In [1]:
%gnuplot inline svg size 600,450 font "Arial, 14"
$\Omega_{\Lambda} = 0$ の場合
$$H_0 t_0 = -\frac{1}{\Omega_{\rm m} -1}+\frac{\Omega_{\rm m}}{(\Omega_{\rm m}-1)^{\frac{3}{2}} }
\tan^{-1}\sqrt{\Omega_{\rm m}-1} \quad \mbox{for}\ \ \Omega_{\rm m} > 1$$$$H_0 t_0 = \frac{1}{1-\Omega_{\rm m}}-\frac{\Omega_{\rm m}}{(1-\Omega_{\rm m})^{\frac{3}{2}} }
\tanh^{-1}\sqrt{1-\Omega_{\rm m}} \quad \mbox{for}\ \ \Omega_{\rm m} < 1$$
In [2]:
# Omega > 1
t1(Om) = -1./(Om-1) + Om/((Om-1)*sqrt(Om-1)) * atan(sqrt(Om-1))
# Omega < 1
t2(Om) = 1./(1-Om) - Om/((1-Om)*sqrt(1-Om)) * atanh(sqrt(1-Om))

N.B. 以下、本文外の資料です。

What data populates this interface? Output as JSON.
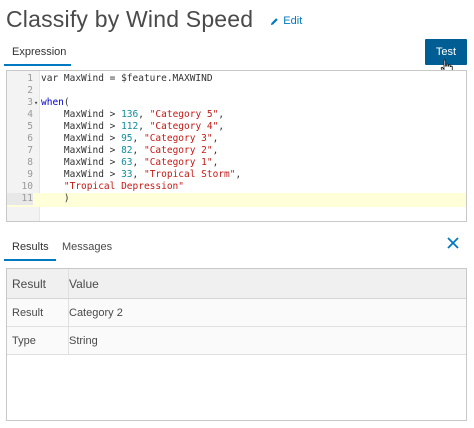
{
  "header": {
    "title": "Classify by Wind Speed",
    "edit_label": "Edit"
  },
  "top_tabs": [
    {
      "label": "Expression",
      "active": true
    }
  ],
  "test_button": {
    "label": "Test"
  },
  "editor": {
    "line_numbers": [
      "1",
      "2",
      "3",
      "4",
      "5",
      "6",
      "7",
      "8",
      "9",
      "10",
      "11"
    ],
    "active_line": 11,
    "lines": [
      {
        "pre": "var MaxWind = $feature.MAXWIND",
        "kw": "",
        "num": "",
        "mid": "",
        "str": "",
        "post": ""
      },
      {
        "pre": "",
        "kw": "",
        "num": "",
        "mid": "",
        "str": "",
        "post": ""
      },
      {
        "pre": "",
        "kw": "when",
        "num": "",
        "mid": "",
        "str": "",
        "post": "("
      },
      {
        "pre": "    MaxWind > ",
        "kw": "",
        "num": "136",
        "mid": ", ",
        "str": "\"Category 5\"",
        "post": ","
      },
      {
        "pre": "    MaxWind > ",
        "kw": "",
        "num": "112",
        "mid": ", ",
        "str": "\"Category 4\"",
        "post": ","
      },
      {
        "pre": "    MaxWind > ",
        "kw": "",
        "num": "95",
        "mid": ", ",
        "str": "\"Category 3\"",
        "post": ","
      },
      {
        "pre": "    MaxWind > ",
        "kw": "",
        "num": "82",
        "mid": ", ",
        "str": "\"Category 2\"",
        "post": ","
      },
      {
        "pre": "    MaxWind > ",
        "kw": "",
        "num": "63",
        "mid": ", ",
        "str": "\"Category 1\"",
        "post": ","
      },
      {
        "pre": "    MaxWind > ",
        "kw": "",
        "num": "33",
        "mid": ", ",
        "str": "\"Tropical Storm\"",
        "post": ","
      },
      {
        "pre": "    ",
        "kw": "",
        "num": "",
        "mid": "",
        "str": "\"Tropical Depression\"",
        "post": ""
      },
      {
        "pre": "    )",
        "kw": "",
        "num": "",
        "mid": "",
        "str": "",
        "post": ""
      }
    ]
  },
  "bottom_tabs": [
    {
      "label": "Results",
      "active": true
    },
    {
      "label": "Messages",
      "active": false
    }
  ],
  "results_table": {
    "headers": [
      "Result",
      "Value"
    ],
    "rows": [
      [
        "Result",
        "Category 2"
      ],
      [
        "Type",
        "String"
      ]
    ]
  },
  "colors": {
    "accent": "#0079c1",
    "button": "#005e95",
    "active_line": "#feffd8"
  }
}
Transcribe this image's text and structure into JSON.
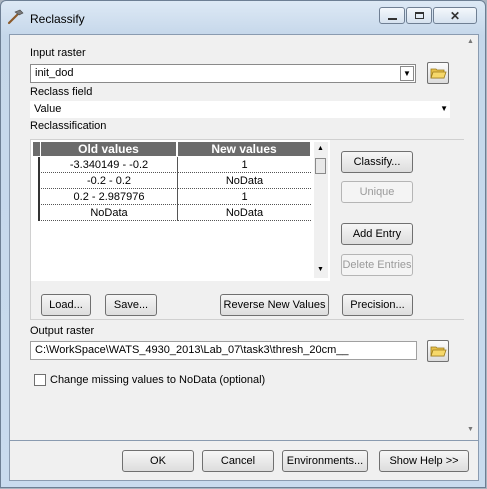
{
  "window": {
    "title": "Reclassify"
  },
  "input_raster": {
    "label": "Input raster",
    "value": "init_dod"
  },
  "reclass_field": {
    "label": "Reclass field",
    "value": "Value"
  },
  "reclassification": {
    "label": "Reclassification",
    "columns": [
      "Old values",
      "New values"
    ],
    "rows": [
      {
        "old": "-3.340149 - -0.2",
        "new": "1"
      },
      {
        "old": "-0.2 - 0.2",
        "new": "NoData"
      },
      {
        "old": "0.2 - 2.987976",
        "new": "1"
      },
      {
        "old": "NoData",
        "new": "NoData"
      }
    ],
    "buttons": {
      "classify": "Classify...",
      "unique": "Unique",
      "add_entry": "Add Entry",
      "delete_entries": "Delete Entries",
      "load": "Load...",
      "save": "Save...",
      "reverse": "Reverse New Values",
      "precision": "Precision..."
    }
  },
  "output_raster": {
    "label": "Output raster",
    "value": "C:\\WorkSpace\\WATS_4930_2013\\Lab_07\\task3\\thresh_20cm__"
  },
  "missing_values": {
    "label": "Change missing values to NoData (optional)",
    "checked": false
  },
  "footer": {
    "ok": "OK",
    "cancel": "Cancel",
    "environments": "Environments...",
    "show_help": "Show Help >>"
  },
  "icons": {
    "app": "hammer-icon",
    "minimize": "minimize-icon",
    "maximize": "maximize-icon",
    "close": "close-icon",
    "folder": "open-folder-icon"
  }
}
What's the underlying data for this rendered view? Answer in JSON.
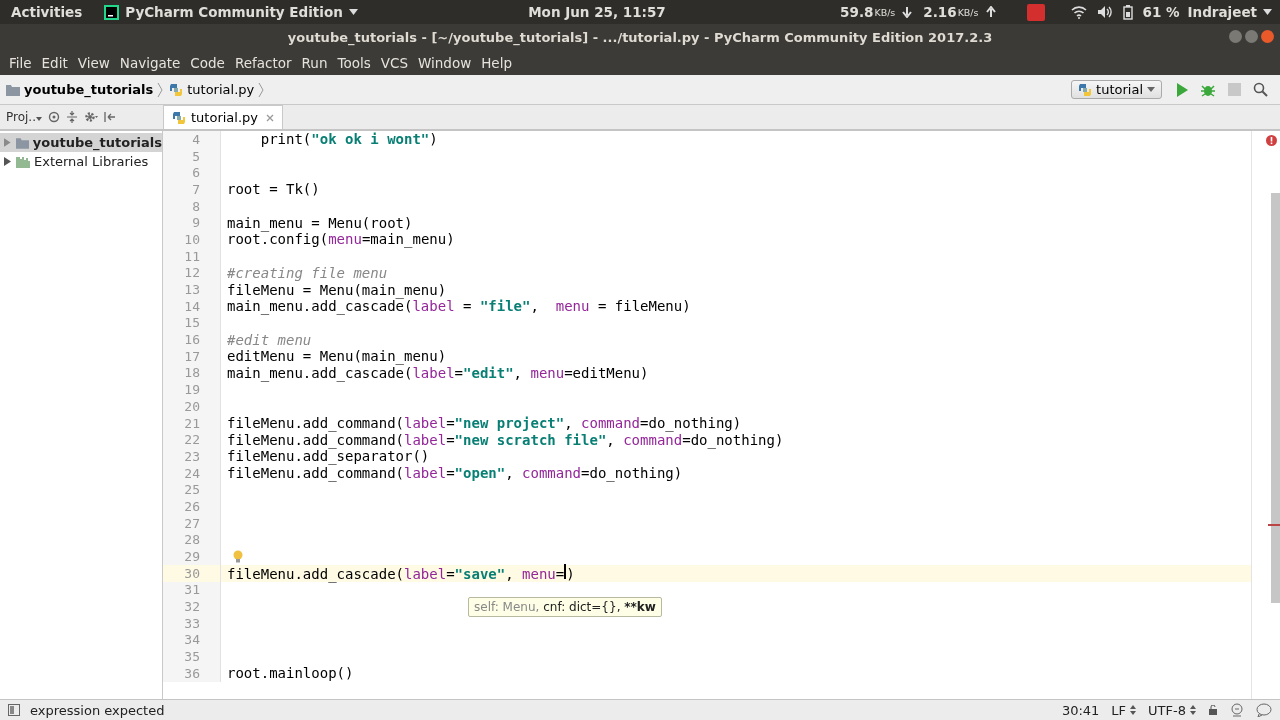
{
  "top_bar": {
    "activities": "Activities",
    "app_menu": "PyCharm Community Edition",
    "clock": "Mon Jun 25, 11:57",
    "download_speed": "59.8",
    "download_unit": "KB/s",
    "upload_speed": "2.16",
    "upload_unit": "KB/s",
    "battery": "61 %",
    "user": "Indrajeet"
  },
  "window": {
    "title": "youtube_tutorials - [~/youtube_tutorials] - .../tutorial.py - PyCharm Community Edition 2017.2.3"
  },
  "menu": [
    "File",
    "Edit",
    "View",
    "Navigate",
    "Code",
    "Refactor",
    "Run",
    "Tools",
    "VCS",
    "Window",
    "Help"
  ],
  "breadcrumbs": [
    {
      "label": "youtube_tutorials",
      "kind": "folder"
    },
    {
      "label": "tutorial.py",
      "kind": "file"
    }
  ],
  "run_config": "tutorial",
  "project_panel": {
    "title": "Proj..",
    "tree": [
      {
        "label": "youtube_tutorials",
        "kind": "folder",
        "selected": true
      },
      {
        "label": "External Libraries",
        "kind": "library",
        "selected": false
      }
    ]
  },
  "editor": {
    "tab": {
      "label": "tutorial.py",
      "selected": true
    },
    "lines": [
      {
        "number": "4",
        "current": false,
        "tokens": [
          {
            "kind": "code",
            "text": "    print("
          },
          {
            "kind": "string",
            "text": "\"ok ok i wont\""
          },
          {
            "kind": "code",
            "text": ")"
          }
        ]
      },
      {
        "number": "5",
        "current": false
      },
      {
        "number": "6",
        "current": false
      },
      {
        "number": "7",
        "current": false,
        "tokens": [
          {
            "kind": "code",
            "text": "root = Tk()"
          }
        ]
      },
      {
        "number": "8",
        "current": false
      },
      {
        "number": "9",
        "current": false,
        "tokens": [
          {
            "kind": "code",
            "text": "main_menu = Menu(root)"
          }
        ]
      },
      {
        "number": "10",
        "current": false,
        "tokens": [
          {
            "kind": "code",
            "text": "root.config("
          },
          {
            "kind": "arg",
            "text": "menu"
          },
          {
            "kind": "code",
            "text": "=main_menu)"
          }
        ]
      },
      {
        "number": "11",
        "current": false
      },
      {
        "number": "12",
        "current": false,
        "tokens": [
          {
            "kind": "comment",
            "text": "#creating file menu"
          }
        ]
      },
      {
        "number": "13",
        "current": false,
        "tokens": [
          {
            "kind": "code",
            "text": "fileMenu = Menu(main_menu)"
          }
        ]
      },
      {
        "number": "14",
        "current": false,
        "tokens": [
          {
            "kind": "code",
            "text": "main_menu.add_cascade("
          },
          {
            "kind": "arg",
            "text": "label"
          },
          {
            "kind": "code",
            "text": " = "
          },
          {
            "kind": "string",
            "text": "\"file\""
          },
          {
            "kind": "code",
            "text": ",  "
          },
          {
            "kind": "arg",
            "text": "menu"
          },
          {
            "kind": "code",
            "text": " = fileMenu)"
          }
        ]
      },
      {
        "number": "15",
        "current": false
      },
      {
        "number": "16",
        "current": false,
        "tokens": [
          {
            "kind": "comment",
            "text": "#edit menu"
          }
        ]
      },
      {
        "number": "17",
        "current": false,
        "tokens": [
          {
            "kind": "code",
            "text": "editMenu = Menu(main_menu)"
          }
        ]
      },
      {
        "number": "18",
        "current": false,
        "tokens": [
          {
            "kind": "code",
            "text": "main_menu.add_cascade("
          },
          {
            "kind": "arg",
            "text": "label"
          },
          {
            "kind": "code",
            "text": "="
          },
          {
            "kind": "string",
            "text": "\"edit\""
          },
          {
            "kind": "code",
            "text": ", "
          },
          {
            "kind": "arg",
            "text": "menu"
          },
          {
            "kind": "code",
            "text": "=editMenu)"
          }
        ]
      },
      {
        "number": "19",
        "current": false
      },
      {
        "number": "20",
        "current": false
      },
      {
        "number": "21",
        "current": false,
        "tokens": [
          {
            "kind": "code",
            "text": "fileMenu.add_command("
          },
          {
            "kind": "arg",
            "text": "label"
          },
          {
            "kind": "code",
            "text": "="
          },
          {
            "kind": "string",
            "text": "\"new project\""
          },
          {
            "kind": "code",
            "text": ", "
          },
          {
            "kind": "arg",
            "text": "command"
          },
          {
            "kind": "code",
            "text": "=do_nothing)"
          }
        ]
      },
      {
        "number": "22",
        "current": false,
        "tokens": [
          {
            "kind": "code",
            "text": "fileMenu.add_command("
          },
          {
            "kind": "arg",
            "text": "label"
          },
          {
            "kind": "code",
            "text": "="
          },
          {
            "kind": "string",
            "text": "\"new scratch file\""
          },
          {
            "kind": "code",
            "text": ", "
          },
          {
            "kind": "arg",
            "text": "command"
          },
          {
            "kind": "code",
            "text": "=do_nothing)"
          }
        ]
      },
      {
        "number": "23",
        "current": false,
        "tokens": [
          {
            "kind": "code",
            "text": "fileMenu.add_separator()"
          }
        ]
      },
      {
        "number": "24",
        "current": false,
        "tokens": [
          {
            "kind": "code",
            "text": "fileMenu.add_command("
          },
          {
            "kind": "arg",
            "text": "label"
          },
          {
            "kind": "code",
            "text": "="
          },
          {
            "kind": "string",
            "text": "\"open\""
          },
          {
            "kind": "code",
            "text": ", "
          },
          {
            "kind": "arg",
            "text": "command"
          },
          {
            "kind": "code",
            "text": "=do_nothing)"
          }
        ]
      },
      {
        "number": "25",
        "current": false
      },
      {
        "number": "26",
        "current": false
      },
      {
        "number": "27",
        "current": false
      },
      {
        "number": "28",
        "current": false
      },
      {
        "number": "29",
        "current": false,
        "bulb": true
      },
      {
        "number": "30",
        "current": true,
        "tokens": [
          {
            "kind": "code",
            "text": "fileMenu.add_cascade("
          },
          {
            "kind": "arg",
            "text": "label"
          },
          {
            "kind": "code",
            "text": "="
          },
          {
            "kind": "string",
            "text": "\"save\""
          },
          {
            "kind": "code",
            "text": ", "
          },
          {
            "kind": "arg",
            "text": "menu"
          },
          {
            "kind": "code",
            "text": "="
          },
          {
            "kind": "caret"
          },
          {
            "kind": "code",
            "text": ")"
          }
        ]
      },
      {
        "number": "31",
        "current": false
      },
      {
        "number": "32",
        "current": false
      },
      {
        "number": "33",
        "current": false
      },
      {
        "number": "34",
        "current": false
      },
      {
        "number": "35",
        "current": false
      },
      {
        "number": "36",
        "current": false,
        "tokens": [
          {
            "kind": "code",
            "text": "root.mainloop()"
          }
        ]
      }
    ],
    "param_hint": [
      {
        "text": "self: Menu, ",
        "bold": false,
        "dim": true
      },
      {
        "text": "cnf: dict={}, ",
        "bold": false,
        "dim": false
      },
      {
        "text": "**kw",
        "bold": true,
        "dim": false
      }
    ]
  },
  "status_bar": {
    "message": "expression expected",
    "position": "30:41",
    "line_separator": "LF",
    "encoding": "UTF-8"
  }
}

# 三項演算子を使った関数定義。Om = 1 のときがちょっと不安
t(Om) = (Om > 1 ? t1(Om) : t2(Om))
$k = 0$ の場合
$$H_0 t_0 = \frac{2}{3\sqrt{\Omega_{\rm m} -1}}\tan^{-1} \sqrt{\Omega_{\rm m} -1} \quad \mbox{for}\ \ \Omega_{\rm m} > 1$$$$H_0 t_0 = \frac{2}{3\sqrt{1-\Omega_{\rm m} }}\tanh^{-1} \sqrt{1-\Omega_{\rm m} } \quad \mbox{for}\ \ \Omega_{\rm m} < 1$$
In [3]:
# Omega > 1
T1(Om) = 2./(3*sqrt(Om-1)) * atan(sqrt(Om-1))
# Omega < 1
T2(Om) = 2./(3*sqrt(1-Om)) * atanh(sqrt(1-Om))
# 三項演算子を使った関数定義。Om = 1 のときがちょっと不安
T(Om) = (Om > 1 ? T1(Om) : T2(Om))
In [4]:
set samples 200
set title "宇宙年齢の密度パラメータ依存性"
set xlabel "{/Times Ω_m}"
set ylabel "{/jsMath-cmti10=16 H}_0 {/jsMath-cmti10=16 t}_0"
set xtics 0.2
set mxtics 2
set ytics 0.1
set mytics 2
set grid
set yrange [0.5:1.5]
plot [Om=0:2] \
T(Om) lc "red" lw 2 title "{/Times Ω_Λ = 1 - Ω_m}", \
t(Om) lc "black" lw 2 title "{/Times Ω_Λ = 0}"